The insurance regulator is planning to create a framework to enable new entities to enter the insurance market in India with special outreach to global investors for enhancing foreign direct investment (FDI) into the country.

The Insurance Regulatory and Development Authority of India (Irdai) is reviewing the Rs 100 crore capital, which is the minimum requirement for any new player to begin an insurance venture. “We are thinking of allowing micro insurance player with Rs 10 crore or Rs 15 crore capital which can work in focus areas like a district,” Irdai Chairman Debasish Panda said in his first interaction with media here on Thursday.

Irdai is planning to review a gamut of guidelines and bring down the number of guidelines from around 100 to 10 or 15 guidelines. “Regulations will be principle-based, rather than rule-based. The idea was that the industry has matured enough during its journey spanning more than two decades since its opening up and they know the rule of the game better now,” Panda said.

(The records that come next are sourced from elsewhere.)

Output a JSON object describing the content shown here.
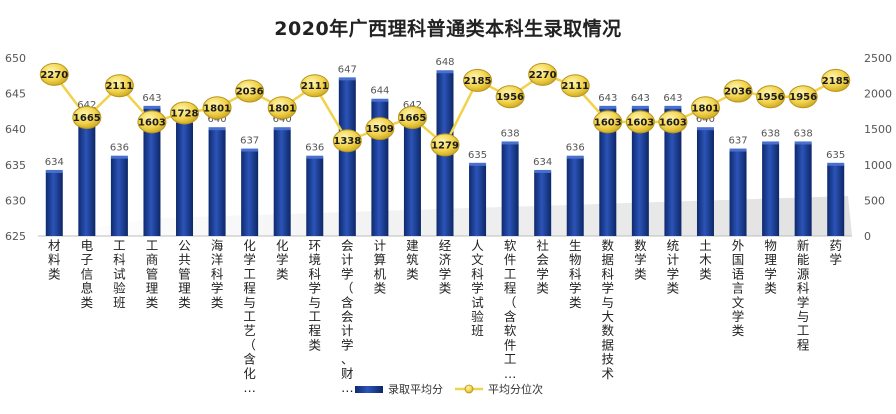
{
  "chart_data": {
    "type": "bar",
    "title": "2020年广西理科普通类本科生录取情况",
    "categories": [
      "材料类",
      "电子信息类",
      "工科试验班",
      "工商管理类",
      "公共管理类",
      "海洋科学类",
      "化学工程与工艺（含化…",
      "化学类",
      "环境科学与工程类",
      "会计学（含会计学、财…",
      "计算机类",
      "建筑类",
      "经济学类",
      "人文科学试验班",
      "软件工程（含软件工…",
      "社会学类",
      "生物科学类",
      "数据科学与大数据技术",
      "数学类",
      "统计学类",
      "土木类",
      "外国语言文学类",
      "物理学类",
      "新能源科学与工程",
      "药学"
    ],
    "series": [
      {
        "name": "录取平均分",
        "type": "bar",
        "axis": "left",
        "color": "#1f3f8f",
        "values": [
          634,
          642,
          636,
          643,
          641,
          640,
          637,
          640,
          636,
          647,
          644,
          642,
          648,
          635,
          638,
          634,
          636,
          643,
          643,
          643,
          640,
          637,
          638,
          638,
          635
        ]
      },
      {
        "name": "平均分位次",
        "type": "line",
        "axis": "right",
        "color": "#f2d24a",
        "values": [
          2270,
          1665,
          2111,
          1603,
          1728,
          1801,
          2036,
          1801,
          2111,
          1338,
          1509,
          1665,
          1279,
          2185,
          1956,
          2270,
          2111,
          1603,
          1603,
          1603,
          1801,
          2036,
          1956,
          1956,
          2185
        ]
      }
    ],
    "ylim_left": [
      625,
      650
    ],
    "yticks_left": [
      625,
      630,
      635,
      640,
      645,
      650
    ],
    "ylim_right": [
      0,
      2500
    ],
    "yticks_right": [
      0,
      500,
      1000,
      1500,
      2000,
      2500
    ],
    "grid": false,
    "legend_position": "bottom"
  }
}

The Irdai Chairman made it clear that the regulator will be having light regulation and tech-based supervision. Panda, who took over as the Chairman of Irdai last month, after retiring as Secretary, Department of Financial Services (DFS), said the regulations should spur positive development in the industry. In a bid to bring about a cordial relationship between the IRDA and the industry, Panda, who met insurers on April 6 and 7, has assured insurers that there will be regular in-person meetings between CEOs and top IRDA officials in every two months in different parts of the country. The regulator is keen to facilitate the entry of captive insurers, standalone micro-insurers, niche players and regional entities into the insurance space.

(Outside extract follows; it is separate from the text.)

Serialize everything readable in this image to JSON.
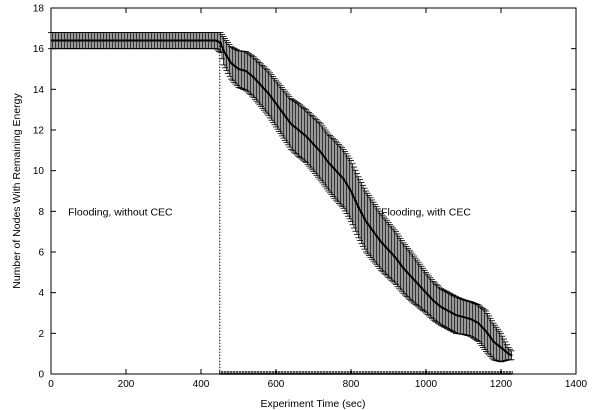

It has also proposed to dispense with renewal of registration for insurance intermediaries. It’s also exploring the possibility of launching Bima Mitra on the lines of Bank Mitra to enlarge the scope of distribution with an aim to bringing insurance to every doorstep, he said. He added norms will be reviewed so that insurers can offer allied and value-based services in health insurance like membership in gymnasium.

Irdai has also proposed moving insurance supervision towards outcome based and technology driven that is aligned with international standards. There is also a proposal to rationalise investment norms applicable to insurers, Panda said. Emphasising that there should be new products for millennials, Panda hinted at coming up with new channels of distribution in future. When it comes to overall insurance penetration which includes both life and non-life insurance in India, the insurance penetration was 2.71 per cent in 2001 and has steadily increased to 4.2 per cent in 2020.